Are the hitting statistics that we use flawed in their methods?


A double comes in many forms. A blooper, a blast in the gap, a slow roller down the line that turns into a "hustle double," and even a ground-rule double. All of these are considered equal when evaluating a hitter, but should they be?

When a batter steps up to the plate, his ultimate goal is to make hard contact. The successes and failures of a hitter should be based on the kind of contact they made, not whether or not the fielders were able to reach it or not. My argument is as follows: offensive statistics, as they are commonly used, are flawed because they do not paint an honest picture of the contribution of the hitter.

Take, for example, the following two plays. In the first video, we see Jedd Gyorko hit a bloop double that ends up crediting him with an extra-base hit, while in the following play we see Mike Napoli robbed of an extra-base hit by Colby Rasmus and ultimately get penalized for the at-bat.

Classic offensive statistics describe the outcome of the plays, but that still doesn't help evaluate the batting performances.

I believe that a hitter should be judged on a select group of things:

  1. Velocity with which the ball is struck by the bat.
  2. The angle at which the ball is hit upon contact with the bat.
  3. The timing and ability of a hitter to keep the ball in fair territory as well as make contact.
  4. The discipline of a hitter, whether they are able to swing at good pitches and lay off bad ones.
For the purpose of this article, we will ignore the plate discipline and contact aspects of evaluating hitters, and instead focus on the batted ball aspect. In the two examples used above, Mike Napoli hit the ball not only with great force, but he also did so at an angle which propelled the ball to the warning track. Although this ball hung up long enough to be caught by Colby Rasmus, a safe generalization to be made would be that balls hit with similar force and at this angle tend to be extra-base hits.

This is obviously difficult to measure in a more precise fashion due to the lack of public HITf/x data, and because we lack the ability to actually calculate that data we have to stick to making these assumptions.

Looking at the ball hit by Gyorko, we can see that he did not hit the ball with great force, but that he also hit the ball at a very high angle. This type of a hit generally is caught by a fielder, but because the right fielder not only failed to catch the ball, but also allowed it to skip past him, Gyorko is credited with a double. In a community such as the online baseball research one that preaches the evaluation of process over outcome, why is it that we continue to judge batters on their outcomes?

As I alluded to before, it will be difficult for the public to make great strides in this area without access to HITf/x information, but I feel that it is important to note the flaws in these numbers.
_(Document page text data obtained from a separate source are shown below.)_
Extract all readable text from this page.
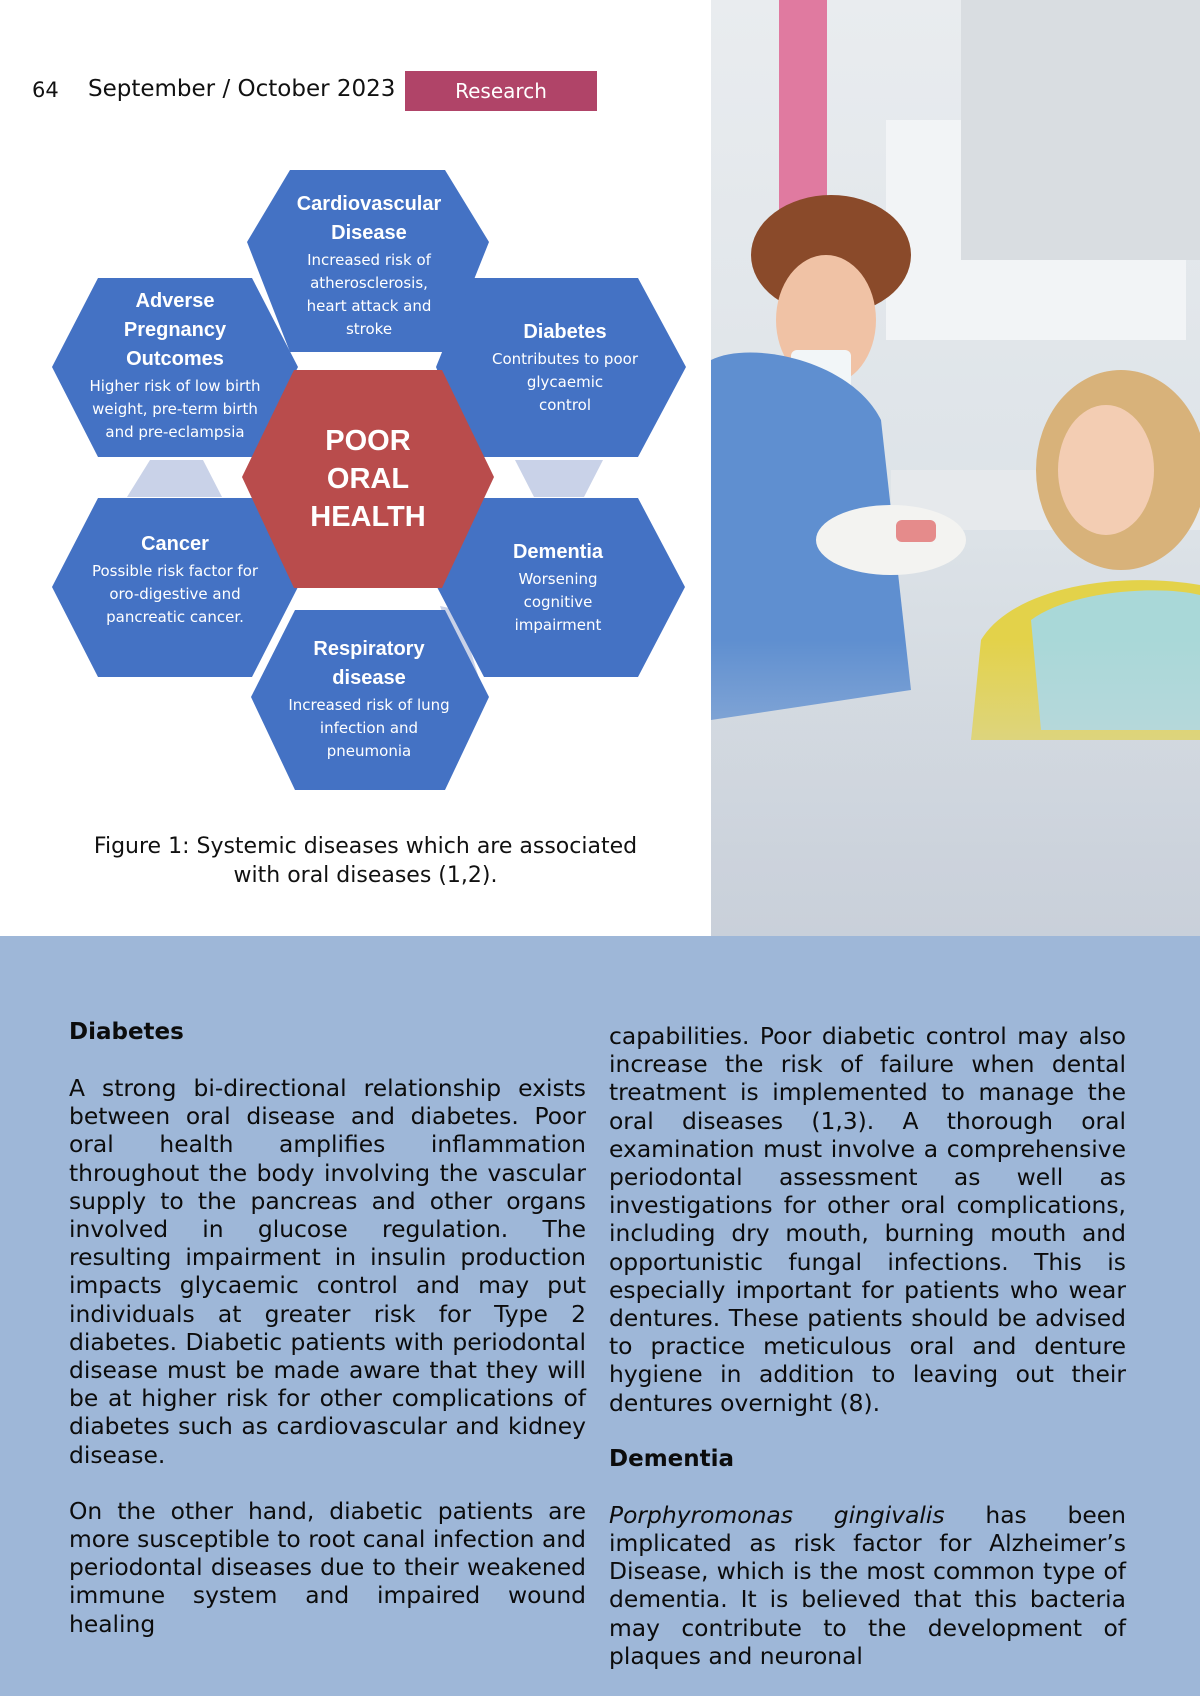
64 September / October 2023	Research
Cardiovascular
Disease
Increased risk of
atherosclerosis,
heart attack and
stroke	Diabetes
Contributes to poor
glycaemic
control
Dementia
Worsening
cognitive
impairment
Respiratory
disease
Increased risk of lung
infection and
pneumonia
Cancer
Possible risk factor for
oro-digestive and
pancreatic cancer.
Adverse
Pregnancy
Outcomes
Higher risk of low birth
weight, pre-term birth
and pre-eclampsia	POOR
ORAL
HEALTH
Figure 1: Systemic diseases which are associated with oral diseases (1,2).
Diabetes

A strong bi-directional relationship exists between oral disease and diabetes. Poor oral health amplifies inflammation throughout the body involving the vascular supply to the pancreas and other organs involved in glucose regulation. The resulting impairment in insulin production impacts glycaemic control and may put individuals at greater risk for Type 2 diabetes. Diabetic patients with periodontal disease must be made aware that they will be at higher risk for other complications of diabetes such as cardiovascular and kidney disease.

On the other hand, diabetic patients are more susceptible to root canal infection and periodontal diseases due to their weakened immune system and impaired wound healing

capabilities. Poor diabetic control may also increase the risk of failure when dental treatment is implemented to manage the oral diseases (1,3). A thorough oral examination must involve a comprehensive periodontal assessment as well as investigations for other oral complications, including dry mouth, burning mouth and opportunistic fungal infections. This is especially important for patients who wear dentures. These patients should be advised to practice meticulous oral and denture hygiene in addition to leaving out their dentures overnight (8).

Dementia

Porphyromonas gingivalis has been implicated as risk factor for Alzheimer’s Disease, which is the most common type of dementia. It is believed that this bacteria may contribute to the development of plaques and neuronal
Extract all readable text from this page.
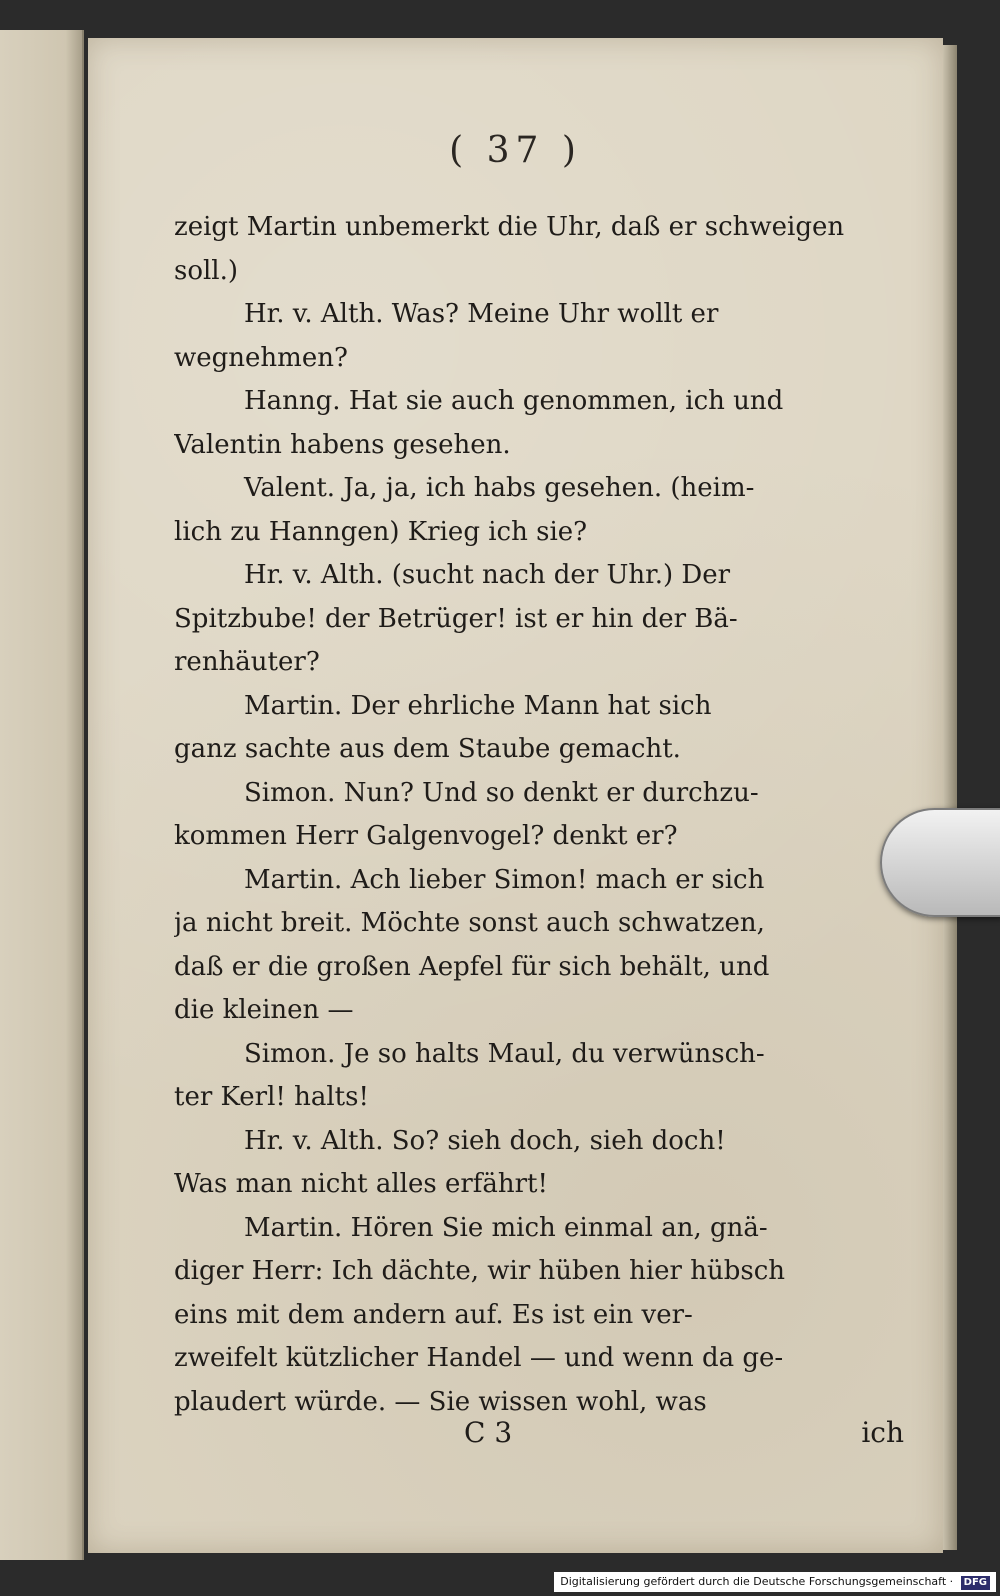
( 37 )
zeigt Martin unbemerkt die Uhr, daß er schweigen
soll.)
Hr. v. Alth. Was? Meine Uhr wollt er
wegnehmen?
Hanng. Hat sie auch genommen, ich und
Valentin habens gesehen.
Valent. Ja, ja, ich habs gesehen. (heim-
lich zu Hanngen) Krieg ich sie?
Hr. v. Alth. (sucht nach der Uhr.) Der
Spitzbube! der Betrüger! ist er hin der Bä-
renhäuter?
Martin. Der ehrliche Mann hat sich
ganz sachte aus dem Staube gemacht.
Simon. Nun? Und so denkt er durchzu-
kommen Herr Galgenvogel? denkt er?
Martin. Ach lieber Simon! mach er sich
ja nicht breit. Möchte sonst auch schwatzen,
daß er die großen Aepfel für sich behält, und
die kleinen —
Simon. Je so halts Maul, du verwünsch-
ter Kerl! halts!
Hr. v. Alth. So? sieh doch, sieh doch!
Was man nicht alles erfährt!
Martin. Hören Sie mich einmal an, gnä-
diger Herr: Ich dächte, wir hüben hier hübsch
eins mit dem andern auf. Es ist ein ver-
zweifelt kützlicher Handel — und wenn da ge-
plaudert würde. — Sie wissen wohl, was
C 3	ich
Digitalisierung gefördert durch die Deutsche Forschungsgemeinschaft · DFG
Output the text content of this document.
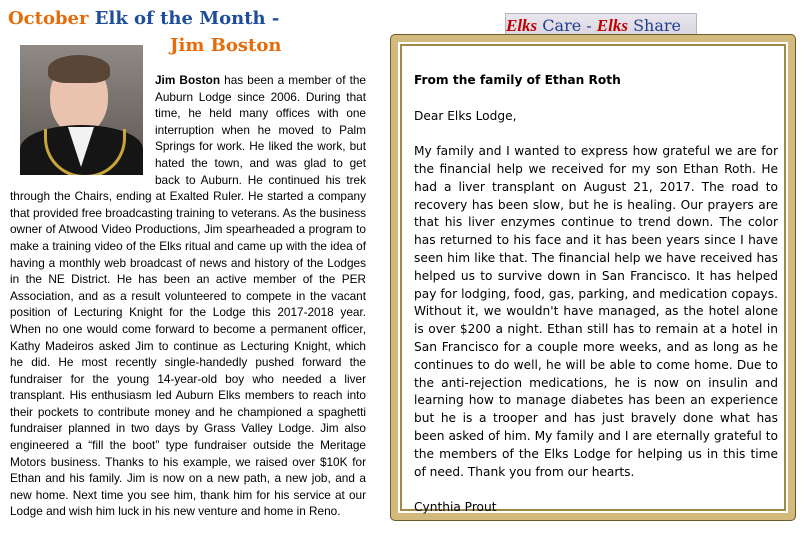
October Elk of the Month -
Jim Boston

Jim Boston has been a member of the Auburn Lodge since 2006. During that time, he held many offices with one interruption when he moved to Palm Springs for work. He liked the work, but hated the town, and was glad to get back to Auburn. He continued his trek through the Chairs, ending at Exalted Ruler. He started a company that provided free broadcasting training to veterans. As the business owner of Atwood Video Productions, Jim spearheaded a program to make a training video of the Elks ritual and came up with the idea of having a monthly web broadcast of news and history of the Lodges in the NE District. He has been an active member of the PER Association, and as a result volunteered to compete in the vacant position of Lecturing Knight for the Lodge this 2017-2018 year. When no one would come forward to become a permanent officer, Kathy Madeiros asked Jim to continue as Lecturing Knight, which he did. He most recently single-handedly pushed forward the fundraiser for the young 14-year-old boy who needed a liver transplant. His enthusiasm led Auburn Elks members to reach into their pockets to contribute money and he championed a spaghetti fundraiser planned in two days by Grass Valley Lodge. Jim also engineered a “fill the boot” type fundraiser outside the Meritage Motors business. Thanks to his example, we raised over $10K for Ethan and his family. Jim is now on a new path, a new job, and a new home. Next time you see him, thank him for his service at our Lodge and wish him luck in his new venture and home in Reno.

Elks Care - Elks Share

From the family of Ethan Roth

Dear Elks Lodge,

My family and I wanted to express how grateful we are for the financial help we received for my son Ethan Roth. He had a liver transplant on August 21, 2017. The road to recovery has been slow, but he is healing. Our prayers are that his liver enzymes continue to trend down. The color has returned to his face and it has been years since I have seen him like that. The financial help we have received has helped us to survive down in San Francisco. It has helped pay for lodging, food, gas, parking, and medication copays. Without it, we wouldn't have managed, as the hotel alone is over $200 a night. Ethan still has to remain at a hotel in San Francisco for a couple more weeks, and as long as he continues to do well, he will be able to come home. Due to the anti-rejection medications, he is now on insulin and learning how to manage diabetes has been an experience but he is a trooper and has just bravely done what has been asked of him. My family and I are eternally grateful to the members of the Elks Lodge for helping us in this time of need. Thank you from our hearts.

Cynthia Prout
This year's SABR Analytics Conference featured a presentation by Ben Jedlovec or Baseball Info Solutions, who presented research similar to what I seek about building batted ball profiles for hitters.

Essentially, this article was a long-winded way of posing the following question: Are the current offensive statistics we use adequate? Should we be crediting batters based more on the quality of contact they make rather than the outcomes of their at-bats?